Imitating serendipity
I just found a printout of Jesse Walker’s article about Jane Jacobs, Jacobean Tragedy: The gross misinterpretation of an intellectual icon. A paragraph on the page that was facing me caught my attention.
First, a little context:
One of [Jane Jacobs’s] most important insights, enunciated in The Economy of Cities, is the way new work grows out of old [my emphasis]: not by plan, as too many social engineers have assumed, and not by ever-finer division of labor, as Adam Smith asserted, but by serendipity [emphasis mine]. [Break long paragraph.]
First, work is divided into smaller tasks, à la Smith, and then someone discovers that one of those smaller processes has other uses. The old enterprise then reinvents itself, or else someone breaks away from it to start a new operation. In this way, a sand mining company (3M) began to develop new forms of adhesive tape; [and two more examples of this].

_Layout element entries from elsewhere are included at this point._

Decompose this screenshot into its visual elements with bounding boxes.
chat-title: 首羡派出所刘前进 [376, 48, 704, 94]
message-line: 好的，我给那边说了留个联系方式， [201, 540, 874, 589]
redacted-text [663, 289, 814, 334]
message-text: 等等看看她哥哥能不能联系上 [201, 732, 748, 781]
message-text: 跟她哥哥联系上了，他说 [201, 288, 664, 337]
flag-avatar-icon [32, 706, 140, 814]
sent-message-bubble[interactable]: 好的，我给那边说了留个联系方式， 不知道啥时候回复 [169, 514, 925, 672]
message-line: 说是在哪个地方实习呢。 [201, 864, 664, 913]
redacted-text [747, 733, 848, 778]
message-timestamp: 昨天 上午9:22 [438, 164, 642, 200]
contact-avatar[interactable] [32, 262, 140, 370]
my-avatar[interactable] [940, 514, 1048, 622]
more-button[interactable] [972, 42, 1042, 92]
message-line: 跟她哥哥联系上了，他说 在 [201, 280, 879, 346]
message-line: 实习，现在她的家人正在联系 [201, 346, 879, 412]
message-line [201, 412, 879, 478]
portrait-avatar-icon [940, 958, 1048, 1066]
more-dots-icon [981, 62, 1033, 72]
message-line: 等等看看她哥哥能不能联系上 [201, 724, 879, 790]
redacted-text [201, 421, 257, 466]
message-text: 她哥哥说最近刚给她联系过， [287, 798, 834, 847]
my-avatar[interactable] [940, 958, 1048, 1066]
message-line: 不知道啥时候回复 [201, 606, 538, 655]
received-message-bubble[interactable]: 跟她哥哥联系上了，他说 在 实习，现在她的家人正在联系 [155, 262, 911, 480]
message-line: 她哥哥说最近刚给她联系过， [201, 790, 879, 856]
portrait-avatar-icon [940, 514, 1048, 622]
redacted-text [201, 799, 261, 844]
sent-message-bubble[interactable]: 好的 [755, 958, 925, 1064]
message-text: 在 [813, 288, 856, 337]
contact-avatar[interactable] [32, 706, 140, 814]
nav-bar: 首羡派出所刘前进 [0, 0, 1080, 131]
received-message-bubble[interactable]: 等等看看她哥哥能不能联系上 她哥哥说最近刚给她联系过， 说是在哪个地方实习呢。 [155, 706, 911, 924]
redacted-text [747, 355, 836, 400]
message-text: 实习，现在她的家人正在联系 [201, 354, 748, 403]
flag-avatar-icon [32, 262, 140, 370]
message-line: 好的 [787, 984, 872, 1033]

… Contrast that process with these words from business writer Paul Hawken’s 1993 book The Ecology of Commerce …: “[Talk about an industrial park where many companies of different types] work cooperatively together …. This synergy is remarkable because it happened “spontaneously,” without governmental regulation or law as the prime motivating factor, and because some of the relationships between outputs and inputs were serendipitous or unplanned at the outset.”
Here’s the kicker: “Imagine what a team of designers could come up with if the were to start from scratch, locating and specifying industries and factories that had potentially synergistic and symbiotic relationships.”
Here’s the paragraph:
Jacobs expects chance and entrepreneurship to produce progress. Hawken seems surprised when they do. Jacobs distrusts planners. Hawken, in this passage, does not. Of course, it makes sense to expect industries to imitate success, the serendipity of the past giving way to the deliberate design of the present. [My emphasis.]